Alcohol-Related Deaths Have Doubled in Past 20 Years

Rates of alcohol-related deaths among Americans have roughly doubled in the past 20 years, with women accounting for a considerable portion of the spike, new research shows.

Despite the national focus on fighting the opioid epidemic, the findings suggest that there’s still work to be done when it comes to alcohol addiction.

The study was conducted by the National Institute on Alcohol Abuse and Alcoholism, an arm of the National Institutes of Health.


To reach their findings, researchers looked at death certificate data compiled by the National Center for Health Statistics spanning nearly 20 years, from 1999 to 2017.

Researchers found that a variety of alcohol-related causes led to the deaths of almost one million Americans aged 16 and older during that period. Some examples include alcohol poisoning, liver and heart disease, and physical injuries sustained from being under the influence.

Alcohol-related deaths doubled in the time period, growing from 35,914 in 1999 to 72,558 in 2017.

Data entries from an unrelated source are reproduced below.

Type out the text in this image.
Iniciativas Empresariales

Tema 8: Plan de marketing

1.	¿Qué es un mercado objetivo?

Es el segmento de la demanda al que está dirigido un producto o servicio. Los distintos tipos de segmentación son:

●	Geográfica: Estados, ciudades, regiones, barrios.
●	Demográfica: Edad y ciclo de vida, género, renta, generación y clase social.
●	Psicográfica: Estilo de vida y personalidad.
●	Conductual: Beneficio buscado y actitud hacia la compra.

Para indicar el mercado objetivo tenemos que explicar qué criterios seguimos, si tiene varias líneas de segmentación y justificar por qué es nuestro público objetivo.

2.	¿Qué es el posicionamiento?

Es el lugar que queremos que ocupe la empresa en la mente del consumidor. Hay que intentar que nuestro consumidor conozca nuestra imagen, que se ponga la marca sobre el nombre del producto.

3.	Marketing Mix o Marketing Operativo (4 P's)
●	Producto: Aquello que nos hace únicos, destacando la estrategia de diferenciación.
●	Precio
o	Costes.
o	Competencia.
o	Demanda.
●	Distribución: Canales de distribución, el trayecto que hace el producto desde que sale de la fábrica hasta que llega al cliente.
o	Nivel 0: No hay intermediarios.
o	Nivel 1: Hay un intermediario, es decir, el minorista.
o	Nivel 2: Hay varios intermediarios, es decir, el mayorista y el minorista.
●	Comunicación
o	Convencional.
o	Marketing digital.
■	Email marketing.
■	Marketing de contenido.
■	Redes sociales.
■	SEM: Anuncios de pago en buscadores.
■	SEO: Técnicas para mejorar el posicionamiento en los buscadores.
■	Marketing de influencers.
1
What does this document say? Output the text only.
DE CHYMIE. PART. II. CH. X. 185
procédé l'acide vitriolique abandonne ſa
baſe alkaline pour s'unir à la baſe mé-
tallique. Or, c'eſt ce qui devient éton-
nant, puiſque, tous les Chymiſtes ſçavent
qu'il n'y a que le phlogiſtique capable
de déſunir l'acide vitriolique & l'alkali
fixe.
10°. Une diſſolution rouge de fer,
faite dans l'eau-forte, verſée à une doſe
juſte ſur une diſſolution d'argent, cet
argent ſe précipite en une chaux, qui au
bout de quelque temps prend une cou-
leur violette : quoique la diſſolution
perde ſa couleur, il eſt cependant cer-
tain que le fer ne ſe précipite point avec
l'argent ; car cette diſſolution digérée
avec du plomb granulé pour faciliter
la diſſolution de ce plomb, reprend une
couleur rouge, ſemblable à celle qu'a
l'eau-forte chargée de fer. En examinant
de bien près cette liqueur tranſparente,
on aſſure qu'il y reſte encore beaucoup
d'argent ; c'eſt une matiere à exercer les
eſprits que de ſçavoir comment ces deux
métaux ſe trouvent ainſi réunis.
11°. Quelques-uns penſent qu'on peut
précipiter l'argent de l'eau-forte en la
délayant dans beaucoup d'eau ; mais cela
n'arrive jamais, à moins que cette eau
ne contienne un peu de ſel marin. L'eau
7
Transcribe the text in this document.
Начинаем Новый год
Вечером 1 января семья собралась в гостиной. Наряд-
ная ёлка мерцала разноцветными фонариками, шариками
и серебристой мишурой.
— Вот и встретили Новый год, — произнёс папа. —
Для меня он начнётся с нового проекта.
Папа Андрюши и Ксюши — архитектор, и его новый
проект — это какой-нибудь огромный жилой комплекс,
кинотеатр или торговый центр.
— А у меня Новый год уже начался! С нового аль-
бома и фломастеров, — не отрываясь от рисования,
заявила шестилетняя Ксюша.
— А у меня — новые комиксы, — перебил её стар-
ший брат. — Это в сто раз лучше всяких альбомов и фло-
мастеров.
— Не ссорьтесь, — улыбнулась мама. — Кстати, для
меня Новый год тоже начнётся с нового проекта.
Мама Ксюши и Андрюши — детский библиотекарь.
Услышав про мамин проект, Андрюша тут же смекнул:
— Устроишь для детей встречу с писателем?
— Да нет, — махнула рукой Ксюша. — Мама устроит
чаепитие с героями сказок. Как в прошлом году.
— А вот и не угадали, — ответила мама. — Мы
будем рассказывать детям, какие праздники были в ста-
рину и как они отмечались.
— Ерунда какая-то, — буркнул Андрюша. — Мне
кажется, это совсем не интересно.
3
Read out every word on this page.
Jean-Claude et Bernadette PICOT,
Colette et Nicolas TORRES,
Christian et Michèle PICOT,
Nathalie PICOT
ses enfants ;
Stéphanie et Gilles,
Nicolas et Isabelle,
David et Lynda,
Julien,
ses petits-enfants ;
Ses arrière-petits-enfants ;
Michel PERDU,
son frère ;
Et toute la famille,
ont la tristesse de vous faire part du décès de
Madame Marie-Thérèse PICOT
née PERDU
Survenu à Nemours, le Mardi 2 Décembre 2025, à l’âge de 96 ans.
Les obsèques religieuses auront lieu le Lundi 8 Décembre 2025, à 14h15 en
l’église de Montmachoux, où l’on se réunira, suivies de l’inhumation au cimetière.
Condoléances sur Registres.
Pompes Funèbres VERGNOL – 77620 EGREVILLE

While a higher number of men succumbed to alcohol-related deaths, the percentage of women who suffered alcohol-related deaths soared. It increased by over 100% during the period studied, with an increasing number of those deaths coming from white women and women overall in younger age groups.

Aaron Moore, who was the lead researcher on the study, told National Public Radio that increased alcohol consumption among women has also resulted in more emergency room visits and longer hospital stays. He and the other researchers also sounded a warning that the rise in alcohol-related deaths should not be overlooked.

“[The] findings confirm an increasing burden of alcohol on public health and support the need for improving surveillance of alcohol-involved mortality,” the report noted.